Loi Travail : manifestation inédite des forces de l'ordre contre "la haine anti-flic"
Les puissants syndicats de police ont appelé les policiers, hors service et en civil, à des rassemblements statiques dans une soixantaine de villes. Le plus important a lieu sur la très symbolique place de la République à Paris, où se réunit chaque soir depuis fin mars le mouvement citoyen Nuit debout.
Signe des tensions actuelles, des collectifs qui dénoncent les violences policières appelaient aussi à manifester sur cette place emblématique de la capitale, juste avant le rassemblement des syndicats de police. Mais les autorités ont finalement interdit la contre-manifestation du collectif "Urgence, notre police assassine".
Les syndicats policiers disent répondre aux attentes de leurs collègues engagés dans le maintien de l'ordre depuis le début des manifestations, au cours desquelles plus de 350 membres des forces de l'ordre ont été blessés, selon les autorités. Onze d'entre eux l'ont encore été lors d'incidents au cours de la mobilisation de mardi, a affirmé le ministère de l'Intérieur.
"On peut comprendre que ces forces de l'ordre soient un peu exaspérées", a commenté mercredi le directeur général de la Police nationale Jean-Marc Falcone sur Europe 1, évoquant des fonctionnaires qui "se font agresser verbalement et physiquement" lors des manifestations alors qu'"ils sont soumis à une grosse pression depuis les attentats de janvier 2015".
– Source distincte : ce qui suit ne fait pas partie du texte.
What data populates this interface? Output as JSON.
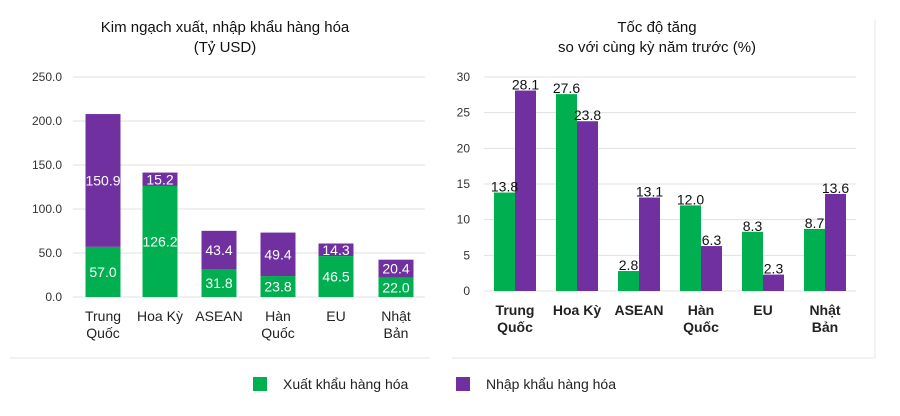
{
  "colors": {
    "export": "#00b050",
    "import": "#7030a0",
    "grid": "#e0e0e0"
  },
  "legend": {
    "export_label": "Xuất khẩu hàng hóa",
    "import_label": "Nhập khẩu hàng hóa",
    "placement": "bottom"
  },
  "chart_data": [
    {
      "type": "bar",
      "stacked": true,
      "title": [
        "Kim ngạch xuất, nhập khẩu hàng hóa",
        "(Tỷ USD)"
      ],
      "categories": [
        [
          "Trung",
          "Quốc"
        ],
        [
          "Hoa Kỳ"
        ],
        [
          "ASEAN"
        ],
        [
          "Hàn",
          "Quốc"
        ],
        [
          "EU"
        ],
        [
          "Nhật",
          "Bản"
        ]
      ],
      "series": [
        {
          "name": "Xuất khẩu hàng hóa",
          "values": [
            57.0,
            126.2,
            31.8,
            23.8,
            46.5,
            22.0
          ]
        },
        {
          "name": "Nhập khẩu hàng hóa",
          "values": [
            150.9,
            15.2,
            43.4,
            49.4,
            14.3,
            20.4
          ]
        }
      ],
      "ylim": [
        0,
        250
      ],
      "yticks": [
        "0.0",
        "50.0",
        "100.0",
        "150.0",
        "200.0",
        "250.0"
      ],
      "grid": true
    },
    {
      "type": "bar",
      "stacked": false,
      "title": [
        "Tốc độ tăng",
        "so với cùng kỳ năm trước (%)"
      ],
      "categories": [
        [
          "Trung",
          "Quốc"
        ],
        [
          "Hoa Kỳ"
        ],
        [
          "ASEAN"
        ],
        [
          "Hàn",
          "Quốc"
        ],
        [
          "EU"
        ],
        [
          "Nhật",
          "Bản"
        ]
      ],
      "series": [
        {
          "name": "Xuất khẩu hàng hóa",
          "values": [
            13.8,
            27.6,
            2.8,
            12.0,
            8.3,
            8.7
          ]
        },
        {
          "name": "Nhập khẩu hàng hóa",
          "values": [
            28.1,
            23.8,
            13.1,
            6.3,
            2.3,
            13.6
          ]
        }
      ],
      "ylim": [
        0,
        30
      ],
      "yticks": [
        "0",
        "5",
        "10",
        "15",
        "20",
        "25",
        "30"
      ],
      "grid": true
    }
  ]
}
Des accusations de "violences" ont été portées contre eux et des slogans tel "Tout le monde déteste la police" ont fait florès. Un jeune homme a perdu l'usage d'un oeil après avoir été blessé fin avril à Rennes. Une trentaine d'enquêtes de la "police des polices" (IGPN) portant sur de présumées violences policières ont été ouvertes en France, et plusieurs responsables politiques de gauche et syndicaux ont mis en cause le gouvernement dans sa gestion du maintien de l'ordre.
Applaudie au lendemain des attentats de janvier 2015, la police jouit pourtant toujours d'une "image exceptionnelle" avec 82% des Français qui en ont une bonne opinion, selon un sondage Odoxa pour Le Parisien.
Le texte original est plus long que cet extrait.